Sometimes life throws us curveballs. Just ask Washington, D.C., resident Sherrie W.
In 2010, a storm destroyed her business and caused her to fall behind on mortgage payments. Sherrie knew she had to do something to keep her home and, after working with Wells Fargo, received a loan modification that reduced her interest rate and monthly payment by hundreds of dollars. This made her mortgage payments more affordable.
Unfortunately, too many people aren’t as proactive as Sherrie in reaching out for help, greatly increasing the likelihood of a negative outcome. So if you’re having trouble paying your mortgage, take these three steps now:
- Take initiative to save your home as soon as possible. The sooner you reach out to your mortgage servicer, the more options you’ll have to avoid foreclosure. Far too often, outreach from a company to a homeowner is met with silence. Or, even worse, unscrupulous scammers reach out to homeowners with false promises of mortgage modifications for high fees.
As time passes, the difficult circumstances may become dire. As this happens, opportunities to help keep you in your home fade.
- Call your lender or a HUD-approved counselor. Contacting your lender, such as Wells Fargo, or a HUD-approved credit counselor is the most important action you can take. That’s why the work of HUD-approved nonprofits is so vital for homeowners and our country’s housing recovery. In the event Wells Fargo does not have a workshop or physical presence in a community, we work closely with HUD-approved counseling resources across the nation to help homeowners facing problems with their mortgage payments and other credit challenges.
- Gather necessary paperwork. Organize all of your home mortgage documents and recent pay stubs — essentially everything you would need to apply for a home loan. Your Wells Fargo home preservation specialist or credit counselor will answer any questions you have.Some of the specific items you should bring with you:
- A letter explaining your situation.
- A list of your assets and expenses.
- Recent paystubs and W-2s for each salaried borrower.
Last year Wells Fargo worked with nonprofit credit counseling agencies to host or participate in 224 home preservation events nationwide. These were attended by 8,003 homeowners seeking to avoid foreclosure. (From 2009 through 2014, we’ve met with more than 46,000 struggling homeowners.)

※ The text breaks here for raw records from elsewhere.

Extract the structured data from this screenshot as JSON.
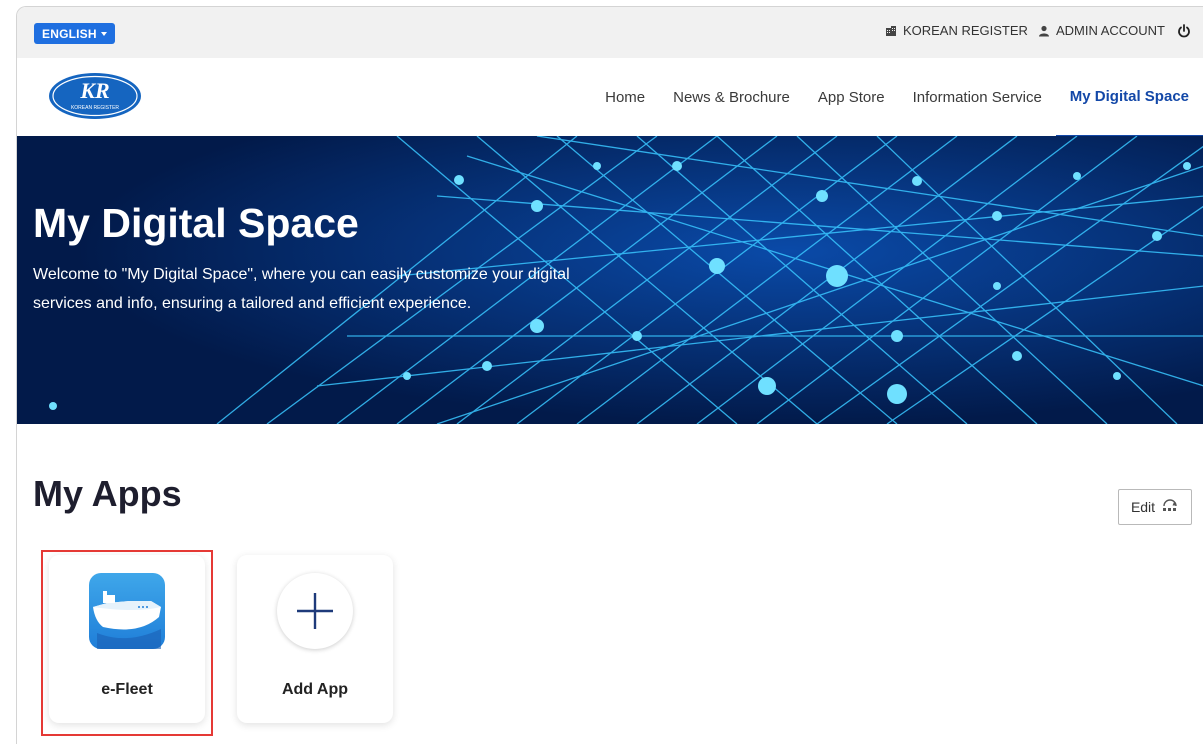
{
  "topbar": {
    "language_label": "ENGLISH",
    "org_label": "KOREAN REGISTER",
    "account_label": "ADMIN ACCOUNT"
  },
  "logo": {
    "text": "KR",
    "subtext": "KOREAN REGISTER"
  },
  "nav": {
    "items": [
      {
        "label": "Home"
      },
      {
        "label": "News & Brochure"
      },
      {
        "label": "App Store"
      },
      {
        "label": "Information Service"
      },
      {
        "label": "My Digital Space"
      }
    ],
    "active": "My Digital Space"
  },
  "hero": {
    "title": "My Digital Space",
    "description": "Welcome to \"My Digital Space\", where you can easily customize your digital services and info, ensuring a tailored and efficient experience."
  },
  "apps": {
    "title": "My Apps",
    "edit_label": "Edit",
    "items": [
      {
        "label": "e-Fleet",
        "icon": "ship-icon"
      },
      {
        "label": "Add App",
        "icon": "plus-icon"
      }
    ]
  },
  "colors": {
    "accent": "#1f6fe0",
    "nav_active": "#1348a8",
    "hero_bg": "#021a4a",
    "highlight": "#e53935"
  }
}
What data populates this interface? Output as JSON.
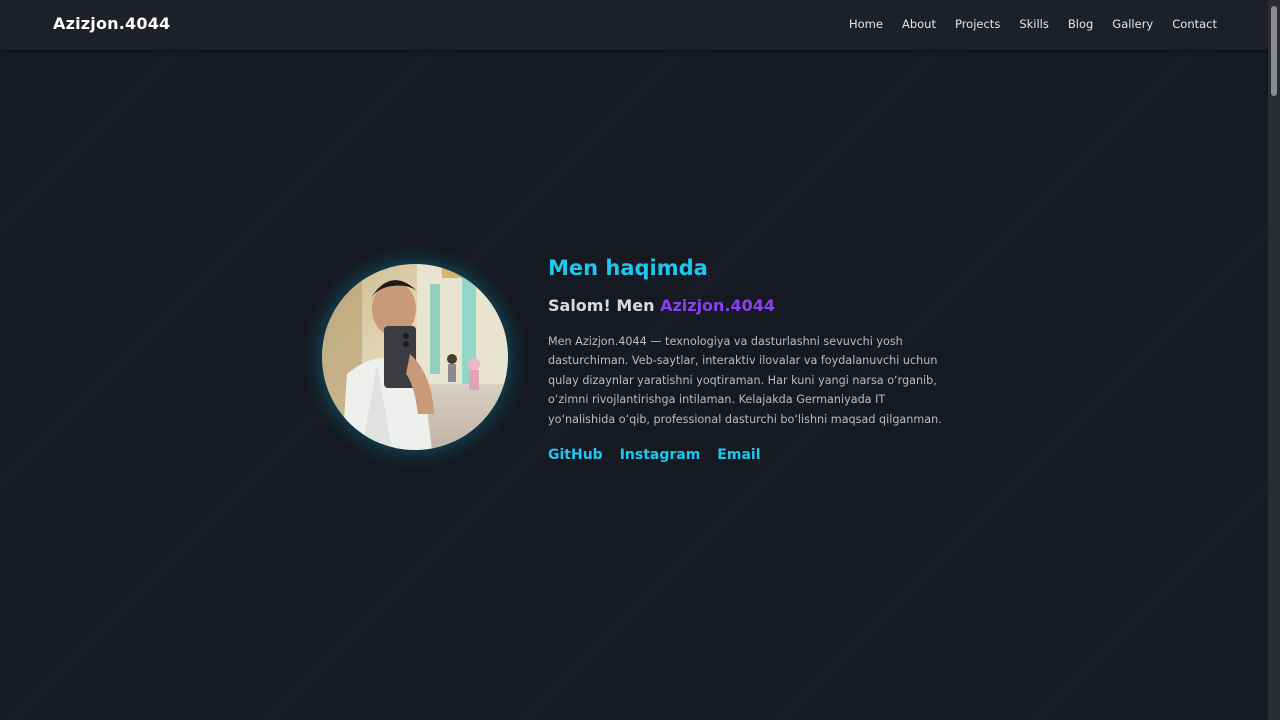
{
  "header": {
    "brand": "Azizjon.4044",
    "nav": [
      "Home",
      "About",
      "Projects",
      "Skills",
      "Blog",
      "Gallery",
      "Contact"
    ]
  },
  "about": {
    "title": "Men haqimda",
    "greeting_prefix": "Salom! Men",
    "greeting_name": "Azizjon.4044",
    "bio": "Men Azizjon.4044 — texnologiya va dasturlashni sevuvchi yosh dasturchiman. Veb-saytlar, interaktiv ilovalar va foydalanuvchi uchun qulay dizaynlar yaratishni yoqtiraman. Har kuni yangi narsa o‘rganib, o‘zimni rivojlantirishga intilaman. Kelajakda Germaniyada IT yo‘nalishida o‘qib, professional dasturchi bo‘lishni maqsad qilganman.",
    "links": [
      "GitHub",
      "Instagram",
      "Email"
    ]
  },
  "colors": {
    "accent": "#1fc6ee",
    "name_accent": "#8a3ff0",
    "background": "#151921",
    "navbar": "#1d2028"
  }
}
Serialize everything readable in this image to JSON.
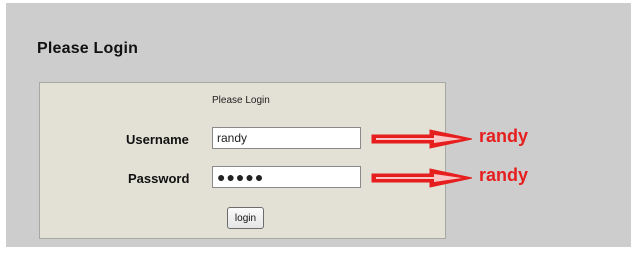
{
  "page": {
    "title": "Please Login"
  },
  "login_form": {
    "caption": "Please Login",
    "username_label": "Username",
    "username_value": "randy",
    "password_label": "Password",
    "password_display": "●●●●●",
    "login_button": "login"
  },
  "annotations": {
    "username_hint": "randy",
    "password_hint": "randy"
  },
  "colors": {
    "panel_background": "#cdcdcd",
    "login_box_background": "#e3e1d6",
    "annotation_red": "#e61e1e"
  },
  "icons": {
    "arrow": "right-arrow-icon"
  }
}
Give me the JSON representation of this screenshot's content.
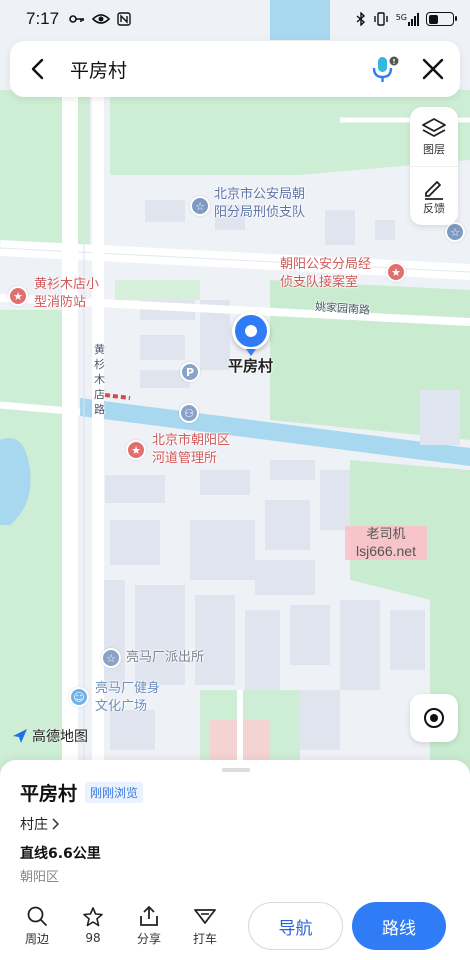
{
  "status_bar": {
    "time": "7:17",
    "left_icons": [
      "key-icon",
      "eye-icon",
      "nfc-icon"
    ],
    "right_icons": [
      "bluetooth-icon",
      "vibrate-icon",
      "signal-5g-icon"
    ],
    "network": "5G"
  },
  "search": {
    "query": "平房村",
    "icons": [
      "back-icon",
      "voice-input-icon",
      "close-icon"
    ]
  },
  "tools": [
    {
      "label": "图层",
      "icon": "layers-icon"
    },
    {
      "label": "反馈",
      "icon": "feedback-pen-icon"
    }
  ],
  "map": {
    "labels": {
      "police_bureau": [
        "北京市公安局朝",
        "阳分局刑侦支队"
      ],
      "chaoyang_police": [
        "朝阳公安分局经",
        "侦支队接案室"
      ],
      "fire_station": [
        "黄衫木店小",
        "型消防站"
      ],
      "yaojiayuan_road": "姚家园南路",
      "huangshanmudian_road": [
        "黄",
        "杉",
        "木",
        "店",
        "路"
      ],
      "pin_name": "平房村",
      "river_office": [
        "北京市朝阳区",
        "河道管理所"
      ],
      "police_station": "亮马厂派出所",
      "culture_square": [
        "亮马厂健身",
        "文化广场"
      ]
    },
    "watermark": {
      "line1": "老司机",
      "line2": "lsj666.net"
    },
    "brand": "高德地图",
    "colors": {
      "water": "#a8d8f0",
      "green": "#c9ecd0",
      "road": "#ffffff",
      "pin": "#2f7cf6"
    }
  },
  "place": {
    "name": "平房村",
    "badge": "刚刚浏览",
    "category": "村庄",
    "distance": "直线6.6公里",
    "district": "朝阳区"
  },
  "actions": [
    {
      "label": "周边",
      "icon": "search-icon"
    },
    {
      "label": "98",
      "icon": "star-icon"
    },
    {
      "label": "分享",
      "icon": "share-icon"
    },
    {
      "label": "打车",
      "icon": "taxi-icon"
    }
  ],
  "nav_label": "导航",
  "route_label": "路线"
}
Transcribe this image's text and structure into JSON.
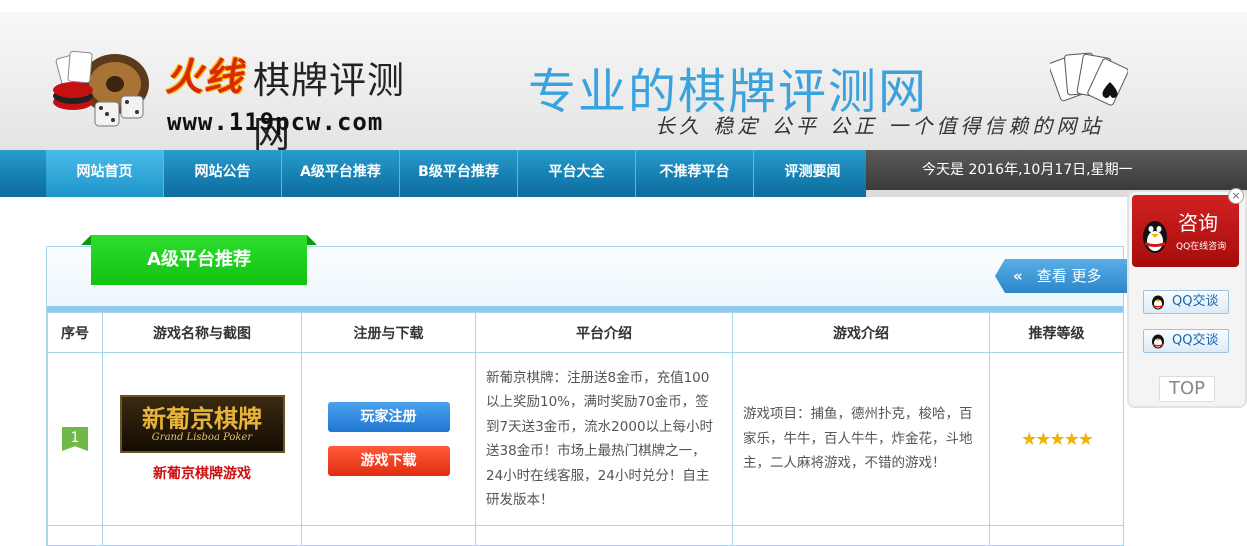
{
  "header": {
    "logo_fire": "火线",
    "logo_rest": "棋牌评测网",
    "logo_url": "www.119pcw.com",
    "slogan_main": "专业的棋牌评测网",
    "slogan_sub": "长久 稳定 公平 公正  一个值得信赖的网站",
    "colors": {
      "slogan": "#3aa3dd",
      "logo_fire": "#d62a0a"
    }
  },
  "nav": {
    "items": [
      {
        "label": "网站首页",
        "active": true
      },
      {
        "label": "网站公告"
      },
      {
        "label": "A级平台推荐"
      },
      {
        "label": "B级平台推荐"
      },
      {
        "label": "平台大全"
      },
      {
        "label": "不推荐平台"
      },
      {
        "label": "评测要闻"
      }
    ],
    "date_text": "今天是 2016年,10月17日,星期一"
  },
  "section": {
    "tab_label": "A级平台推荐",
    "more_label": "查看 更多",
    "more_arrow": "«"
  },
  "table": {
    "headers": [
      "序号",
      "游戏名称与截图",
      "注册与下载",
      "平台介绍",
      "游戏介绍",
      "推荐等级"
    ],
    "rows": [
      {
        "rank": "1",
        "logo_title": "新葡京棋牌",
        "logo_subtitle": "Grand Lisboa Poker",
        "game_name": "新葡京棋牌游戏",
        "register_label": "玩家注册",
        "download_label": "游戏下载",
        "platform_intro": "新葡京棋牌：注册送8金币，充值100以上奖励10%，满时奖励70金币，签到7天送3金币，流水2000以上每小时送38金币！市场上最热门棋牌之一，24小时在线客服，24小时兑分！自主研发版本！",
        "game_intro": "游戏项目：捕鱼，德州扑克，梭哈，百家乐，牛牛，百人牛牛，炸金花，斗地主，二人麻将游戏，不错的游戏！",
        "stars": "★★★★★",
        "rating": 5
      }
    ]
  },
  "qq_widget": {
    "title": "咨询",
    "subtitle": "QQ在线咨询",
    "close": "×",
    "buttons": [
      "QQ交谈",
      "QQ交谈"
    ],
    "top_label": "TOP"
  }
}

We’re currently working to assist homeowners through nearly 2,000 nonprofit housing counseling agencies in the U.S. and 6,000 housing counselors certified by the U.S. Department of Housing and Urban Development. These are many of the same nonprofits we’ve supported with $40 million in grants since 2009 to help them aid homeowners.
Our latest outreach effort not only includes working with this expanded network of HUD-approved housing counselors but sponsoring local events across the U.S. with these counseling agencies in our Home Preservation Workshop Hosted by Others program.
Following improvement in the housing market, we shifted our approach away from large home preservation workshops in arenas and other venues and now focus on smaller, more local and regional assistance offered through the counseling agencies and HUD-approved counselors.
But it also reflects our desire to serve those customers who live in communities that didn’t host workshops but wanted face-to-face contact. And this new outreach strategy better serves those who are more comfortable reaching out to a third party instead of Wells Fargo to avoid foreclosure.
The HUD-approved counselors help customers understand the loan modification process, find resources to avoid foreclosure, and address credit challenges that extend beyond mortgage payments.
Our commitment to putting customers first has served us well. Wells Fargo delinquency and foreclosure rates are significantly below the industry average, and less than 1 percent of mortgages serviced by Wells Fargo have gone into foreclosure over the past year. In fact, today more than 94 percent of our customers are current with their mortgage payments.
But while the housing market is improving, we know there will always be people like Sherrie who face financial difficulties. That’s why we’ll continue to reach out to our customers and work with HUD-approved counselors to meet their needs as America’s leading home lender. It’s the right thing to do for our customers and our communities.
Ohayon is head of community outreach and mortgage servicing for Wells Fargo Home Mortgage.